You're suffering from survivorship bias. You know that old adage about the bullet holes in the planes, and someone pointed out that you should reinforce that parts without bullet holes, because these are the planes that came back.

It's the same thing here. Do you think other providers are better? If people moved to other providers, things would still go down, more likely than not it would be more downtime in aggregate, just spread out so you wouldn't notice as much.

At least this way, everyone knows why it's down, our industry has developed best practices for dealing with these kinds of outages, and AWS can apply their expertise to keeping all their customers running as long as possible.

> If people moved to other providers, things would still go down, more likely than not it would be more downtime in aggregate, just spread out so you wouldn't notice as much.

That is the point, though: Correlated outages are worse than uncorrelated outages. If one payment provider has an outage, chose another card or another store and you can still buy your goods. If all are down, no one can shop anything[1]. If a small region has a power blackout, all surrounding regions can provide emergency support. If the whole country has a blackout, all emergency responders are bound locally.

[1] Except with cash – might be worth to keep a stash handy for such purposes.

Yeah, exactly this. I don’t know why the person who responded to me is talking about survivorship bias… and I suppose I don’t really care because there’s a bigger point.

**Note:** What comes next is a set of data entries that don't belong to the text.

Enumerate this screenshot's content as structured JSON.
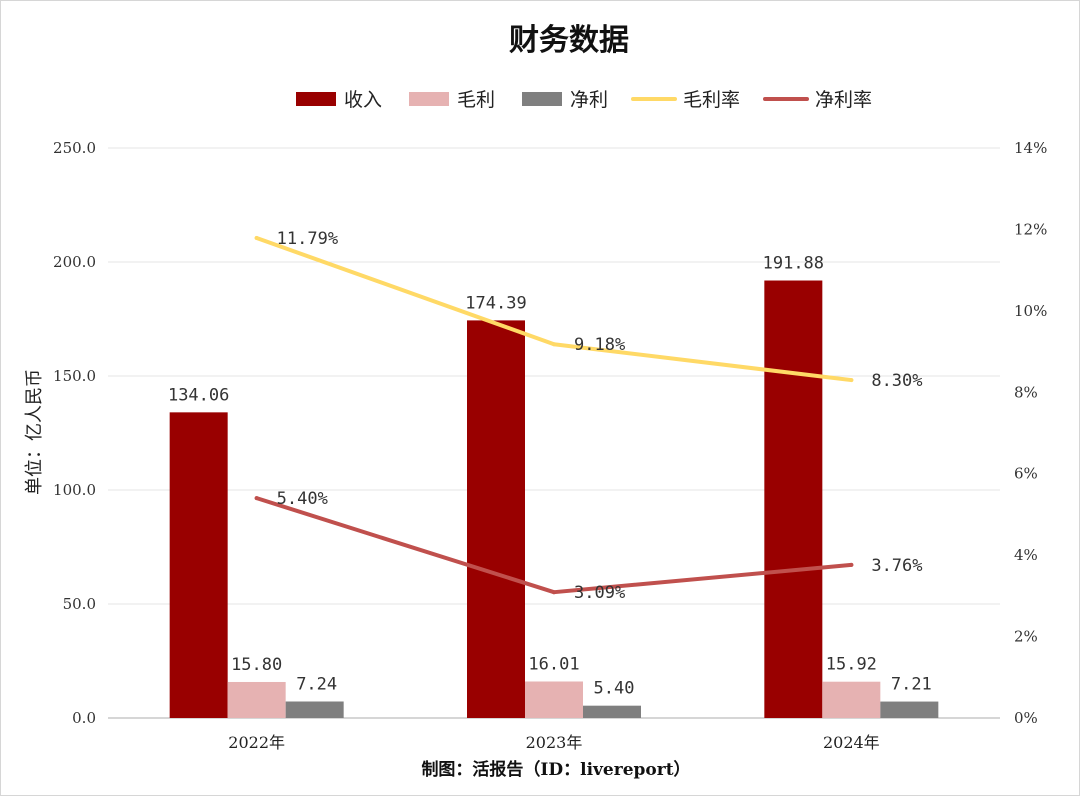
{
  "chart_data": {
    "type": "bar",
    "title": "财务数据",
    "ylabel": "单位：亿人民币",
    "credit": "制图：活报告（ID：livereport）",
    "categories": [
      "2022年",
      "2023年",
      "2024年"
    ],
    "ylim": [
      0,
      250
    ],
    "y_ticks": [
      "0.0",
      "50.0",
      "100.0",
      "150.0",
      "200.0",
      "250.0"
    ],
    "y2lim": [
      0,
      14
    ],
    "y2_ticks": [
      "0%",
      "2%",
      "4%",
      "6%",
      "8%",
      "10%",
      "12%",
      "14%"
    ],
    "grid": true,
    "legend_position": "top",
    "series": [
      {
        "name": "收入",
        "kind": "bar",
        "axis": "left",
        "color": "#990000",
        "values": [
          134.06,
          174.39,
          191.88
        ],
        "labels": [
          "134.06",
          "174.39",
          "191.88"
        ]
      },
      {
        "name": "毛利",
        "kind": "bar",
        "axis": "left",
        "color": "#e6b2b2",
        "values": [
          15.8,
          16.01,
          15.92
        ],
        "labels": [
          "15.80",
          "16.01",
          "15.92"
        ]
      },
      {
        "name": "净利",
        "kind": "bar",
        "axis": "left",
        "color": "#7f7f7f",
        "values": [
          7.24,
          5.4,
          7.21
        ],
        "labels": [
          "7.24",
          "5.40",
          "7.21"
        ]
      },
      {
        "name": "毛利率",
        "kind": "line",
        "axis": "right",
        "color": "#ffd966",
        "values": [
          11.79,
          9.18,
          8.3
        ],
        "labels": [
          "11.79%",
          "9.18%",
          "8.30%"
        ]
      },
      {
        "name": "净利率",
        "kind": "line",
        "axis": "right",
        "color": "#c0504d",
        "values": [
          5.4,
          3.09,
          3.76
        ],
        "labels": [
          "5.40%",
          "3.09%",
          "3.76%"
        ]
      }
    ]
  }
}
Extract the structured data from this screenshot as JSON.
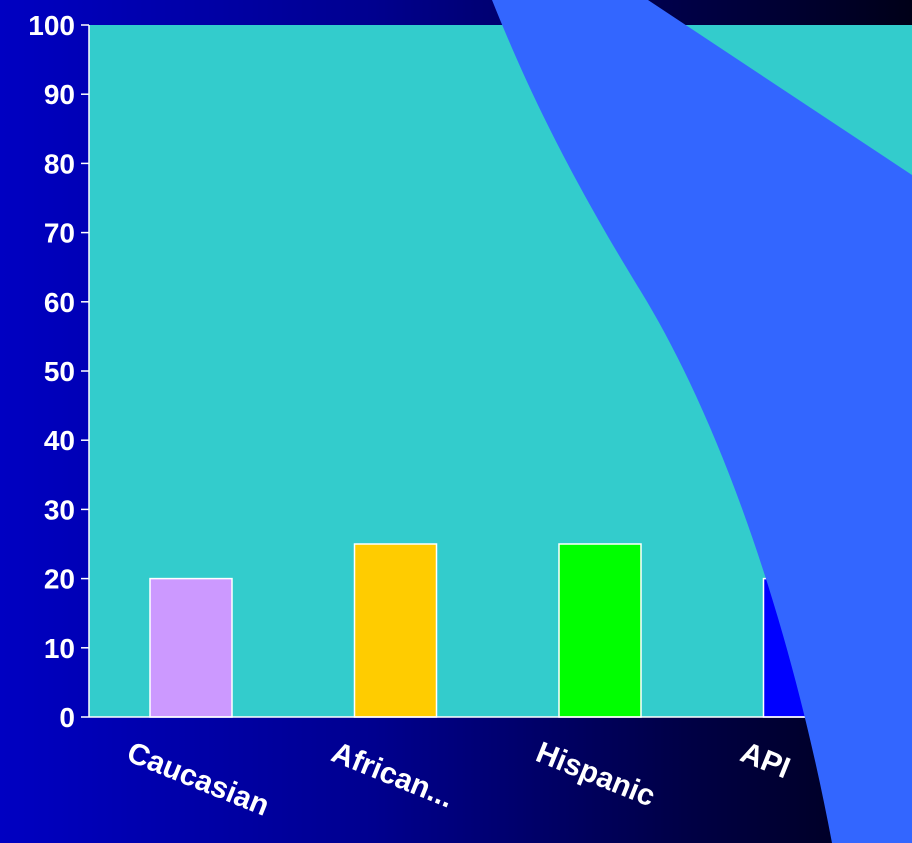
{
  "chart_data": {
    "type": "bar",
    "categories": [
      "Caucasian",
      "African...",
      "Hispanic",
      "API"
    ],
    "values": [
      20,
      25,
      25,
      20
    ],
    "bar_colors": [
      "#cc99ff",
      "#ffcc00",
      "#00ff00",
      "#0000ff"
    ],
    "ylim": [
      0,
      100
    ],
    "yticks": [
      "0",
      "10",
      "20",
      "30",
      "40",
      "50",
      "60",
      "70",
      "80",
      "90",
      "100"
    ],
    "grid": false,
    "legend": "none",
    "plot_background": "#33cccc",
    "page_background": "#0000c2",
    "overlay_color": "#3366ff"
  }
}
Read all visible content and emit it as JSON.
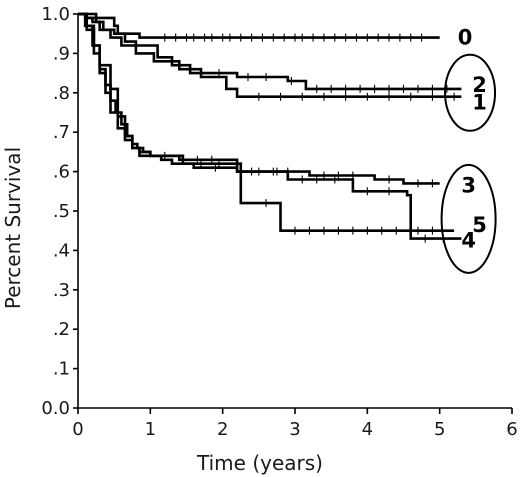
{
  "chart_data": {
    "type": "line",
    "title": "",
    "xlabel": "Time (years)",
    "ylabel": "Percent Survival",
    "xlim": [
      0,
      6
    ],
    "ylim": [
      0,
      1
    ],
    "x_ticks": [
      0,
      1,
      2,
      3,
      4,
      5,
      6
    ],
    "x_tick_labels": [
      "0",
      "1",
      "2",
      "3",
      "4",
      "5",
      "6"
    ],
    "y_ticks": [
      0,
      0.1,
      0.2,
      0.3,
      0.4,
      0.5,
      0.6,
      0.7,
      0.8,
      0.9,
      1.0
    ],
    "y_tick_labels": [
      "0.0",
      ".1",
      ".2",
      ".3",
      ".4",
      ".5",
      ".6",
      ".7",
      ".8",
      ".9",
      "1.0"
    ],
    "grid": false,
    "step": true,
    "series": [
      {
        "name": "0",
        "x": [
          0,
          0.25,
          0.5,
          0.55,
          0.85,
          5.0
        ],
        "y": [
          1.0,
          0.99,
          0.97,
          0.95,
          0.94,
          0.94
        ],
        "censor_x": [
          1.2,
          1.35,
          1.5,
          1.6,
          1.75,
          1.85,
          2.0,
          2.1,
          2.25,
          2.4,
          2.55,
          2.7,
          2.85,
          3.0,
          3.1,
          3.25,
          3.4,
          3.55,
          3.7,
          3.85,
          4.0,
          4.15,
          4.3,
          4.45,
          4.6,
          4.75
        ]
      },
      {
        "name": "1",
        "x": [
          0,
          0.12,
          0.2,
          0.3,
          0.45,
          0.6,
          0.8,
          1.05,
          1.4,
          1.7,
          2.05,
          2.2,
          5.3
        ],
        "y": [
          1.0,
          0.99,
          0.98,
          0.96,
          0.94,
          0.92,
          0.9,
          0.88,
          0.86,
          0.84,
          0.81,
          0.79,
          0.79
        ],
        "censor_x": [
          2.5,
          2.8,
          3.1,
          3.4,
          3.7,
          4.0,
          4.3,
          4.6,
          4.9,
          5.2
        ]
      },
      {
        "name": "2",
        "x": [
          0,
          0.1,
          0.25,
          0.35,
          0.5,
          0.65,
          0.8,
          1.1,
          1.3,
          1.55,
          2.2,
          2.9,
          3.15,
          5.3
        ],
        "y": [
          1.0,
          0.99,
          0.98,
          0.96,
          0.95,
          0.93,
          0.92,
          0.89,
          0.87,
          0.85,
          0.84,
          0.83,
          0.81,
          0.81
        ],
        "censor_x": [
          1.7,
          1.95,
          2.35,
          2.6,
          2.95,
          3.3,
          3.5,
          3.7,
          3.9,
          4.1,
          4.3,
          4.5,
          4.7,
          4.9,
          5.1
        ]
      },
      {
        "name": "3",
        "x": [
          0,
          0.12,
          0.22,
          0.3,
          0.38,
          0.45,
          0.52,
          0.6,
          0.68,
          0.75,
          0.82,
          0.9,
          1.0,
          1.15,
          1.3,
          1.6,
          2.2,
          3.2,
          4.1,
          4.5,
          5.0
        ],
        "y": [
          1.0,
          0.96,
          0.9,
          0.85,
          0.82,
          0.78,
          0.75,
          0.72,
          0.69,
          0.67,
          0.66,
          0.65,
          0.64,
          0.63,
          0.62,
          0.61,
          0.6,
          0.59,
          0.58,
          0.57,
          0.57
        ],
        "censor_x": [
          1.9,
          2.4,
          2.7,
          2.9,
          3.4,
          3.6,
          3.8,
          4.3,
          4.7,
          4.9
        ]
      },
      {
        "name": "4",
        "x": [
          0,
          0.1,
          0.2,
          0.3,
          0.45,
          0.55,
          0.65,
          0.75,
          0.85,
          1.45,
          2.25,
          2.8,
          5.2
        ],
        "y": [
          1.0,
          0.97,
          0.92,
          0.87,
          0.81,
          0.74,
          0.69,
          0.66,
          0.64,
          0.62,
          0.52,
          0.45,
          0.45
        ],
        "censor_x": [
          1.7,
          1.95,
          2.6,
          3.0,
          3.2,
          3.4,
          3.6,
          3.8,
          4.0,
          4.2,
          4.4,
          4.7,
          4.9
        ]
      },
      {
        "name": "5",
        "x": [
          0,
          0.12,
          0.22,
          0.3,
          0.38,
          0.45,
          0.55,
          0.65,
          0.75,
          0.85,
          1.0,
          1.4,
          2.2,
          2.9,
          3.8,
          4.55,
          4.6,
          5.3
        ],
        "y": [
          1.0,
          0.97,
          0.92,
          0.86,
          0.8,
          0.75,
          0.71,
          0.68,
          0.66,
          0.65,
          0.64,
          0.63,
          0.6,
          0.58,
          0.55,
          0.54,
          0.43,
          0.43
        ],
        "censor_x": [
          1.2,
          1.65,
          1.85,
          2.5,
          2.75,
          3.1,
          3.3,
          3.55,
          4.0,
          4.3,
          4.8,
          5.05
        ]
      }
    ],
    "annotations": [
      "0",
      "2",
      "1",
      "3",
      "5",
      "4"
    ]
  }
}
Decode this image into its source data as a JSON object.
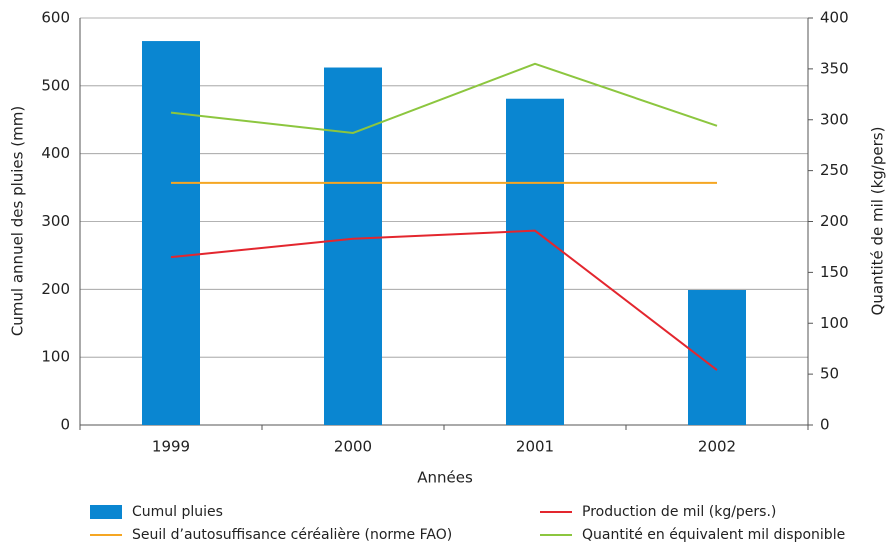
{
  "chart_data": {
    "type": "bar",
    "x_label": "Années",
    "y_label": "Cumul annuel des pluies (mm)",
    "y2_label": "Quantité de mil (kg/pers)",
    "categories": [
      "1999",
      "2000",
      "2001",
      "2002"
    ],
    "series": [
      {
        "name": "Cumul pluies",
        "type": "bar",
        "color": "#0a86d1",
        "values": [
          566,
          527,
          481,
          199
        ]
      },
      {
        "name": "Production de mil (kg/pers.)",
        "type": "line",
        "axis": "y2",
        "color": "#e3262e",
        "values": [
          165,
          183,
          191,
          54
        ]
      },
      {
        "name": "Seuil d’autosuffisance céréalière (norme FAO)",
        "type": "line",
        "axis": "y2",
        "color": "#f5a623",
        "values": [
          238,
          238,
          238,
          238
        ]
      },
      {
        "name": "Quantité en équivalent mil disponible",
        "type": "line",
        "axis": "y2",
        "color": "#8cc63f",
        "values": [
          307,
          287,
          355,
          294
        ]
      }
    ],
    "ylim": [
      0,
      600
    ],
    "yticks": [
      0,
      100,
      200,
      300,
      400,
      500,
      600
    ],
    "y2lim": [
      0,
      400
    ],
    "y2ticks": [
      0,
      50,
      100,
      150,
      200,
      250,
      300,
      350,
      400
    ],
    "grid": true
  }
}
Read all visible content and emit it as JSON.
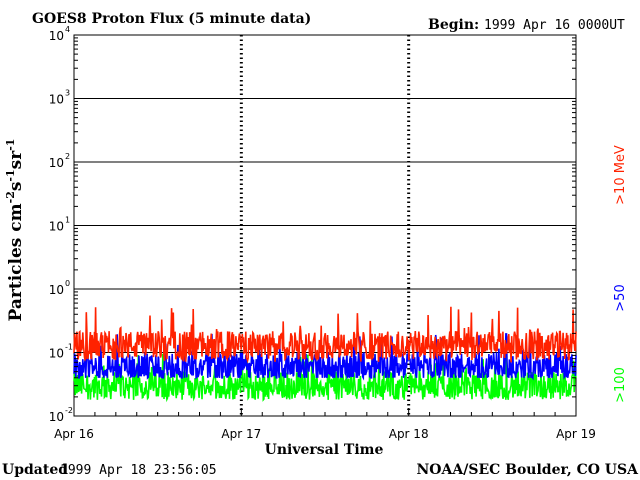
{
  "header": {
    "title": "GOES8 Proton Flux (5 minute data)",
    "begin_label": "Begin:",
    "begin_value": "1999 Apr 16 0000UT"
  },
  "footer": {
    "updated_label": "Updated",
    "updated_value": "1999 Apr 18 23:56:05",
    "credit": "NOAA/SEC Boulder, CO USA"
  },
  "chart_data": {
    "type": "line",
    "title": "GOES8 Proton Flux (5 minute data)",
    "xlabel": "Universal Time",
    "ylabel": "Particles cm-2s-1sr-1",
    "y_scale": "log",
    "ylim": [
      0.01,
      10000
    ],
    "y_ticks": [
      {
        "base": "10",
        "exp": "-2",
        "value": 0.01
      },
      {
        "base": "10",
        "exp": "-1",
        "value": 0.1
      },
      {
        "base": "10",
        "exp": "0",
        "value": 1
      },
      {
        "base": "10",
        "exp": "1",
        "value": 10
      },
      {
        "base": "10",
        "exp": "2",
        "value": 100
      },
      {
        "base": "10",
        "exp": "3",
        "value": 1000
      },
      {
        "base": "10",
        "exp": "4",
        "value": 10000
      }
    ],
    "x_tick_labels": [
      "Apr 16",
      "Apr 17",
      "Apr 18",
      "Apr 19"
    ],
    "x_range_days": [
      "1999-04-16",
      "1999-04-19"
    ],
    "grid": "horizontal at each decade",
    "series": [
      {
        "name": ">10 MeV",
        "color": "#ff2200",
        "typical_value": 0.13,
        "min": 0.07,
        "max": 0.55
      },
      {
        "name": ">50",
        "color": "#0000ff",
        "typical_value": 0.06,
        "min": 0.04,
        "max": 0.2
      },
      {
        "name": ">100",
        "color": "#00ff00",
        "typical_value": 0.03,
        "min": 0.018,
        "max": 0.1
      }
    ],
    "series_labels": [
      {
        "text": ">10 MeV",
        "color": "#ff2200"
      },
      {
        "text": ">50",
        "color": "#0000ff"
      },
      {
        "text": ">100",
        "color": "#00ff00"
      }
    ]
  }
}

The internet was originally intended to be decentralised. That decentralisation begets resilience.

That’s exactly the opposite of what we saw with this outage. AWS has give or take 30% of the infra market, including many nationally or globally well known companies… which meant the outage caused huge global disruption of services that many, many people and organisations use on a day to day basis.

Choosing AWS, squinted at through a somewhat particular pair of operational and financial spectacles, can often make sense. Certainly it’s a default cloud option in many orgs, and always in contention to be considered by everyone else.

But my contention is that at a higher level than individual orgs - at a societal level - that does not make sense. And it’s just not OK for government and business to be disrupted on a global scale because one provider had a problem. Hence my comment on legislators.

It is super weird to me that, apparently, that’s an unorthodox and unreasonable viewpoint.

But you’ve described it very elegantly: 99.99% (or pick the number of 9s you want) uptime with uncorrelated outages is way better than that same uptime with correlated, and particularly heavily correlated, outages.

That’s a pretty bold claim. Where’s your data to back it up?

More importantly you appear to have misunderstood the scenario I’m trying to avoid, which is the precise situation we’ve seen in the past 24 hours where a very large proportion of internet services go down all at the same time precisely because they’re all using the same provider.

And then finally the usual outcome of increased competition is to improve the quality of products and services.

I am very aware of the WWII bomber story, because it’s very heavily cited in corporate circles nowadays, but I don’t see that it has anything to do with what I was talking about.

AWS is chosen because it’s an acceptable default that’s unlikely to be heavily challenged either by corporate leadership or by those on the production side because it’s good CV fodder. It’s the “nobody gets fired for buying IBM” of the early mid-21st century. That doesn’t make it the best choice though: just the easiest.

And viewed at a level above the individual organisation - or, perhaps from the view of users who were faced with failures across multiple or many products and services from diverse companies and organisations - as with today (yesterday!) we can see it’s not the best choice.

This is an assumption.

Reality is, though, that you shouldn't put all your eggs in the same basket. And it was indeed the case before the cloud. One service going down would have never had this cascade effect.

I am not even saying "build your own DC", but we barely have resiliency if we all rely on the same DC. That's just dumb.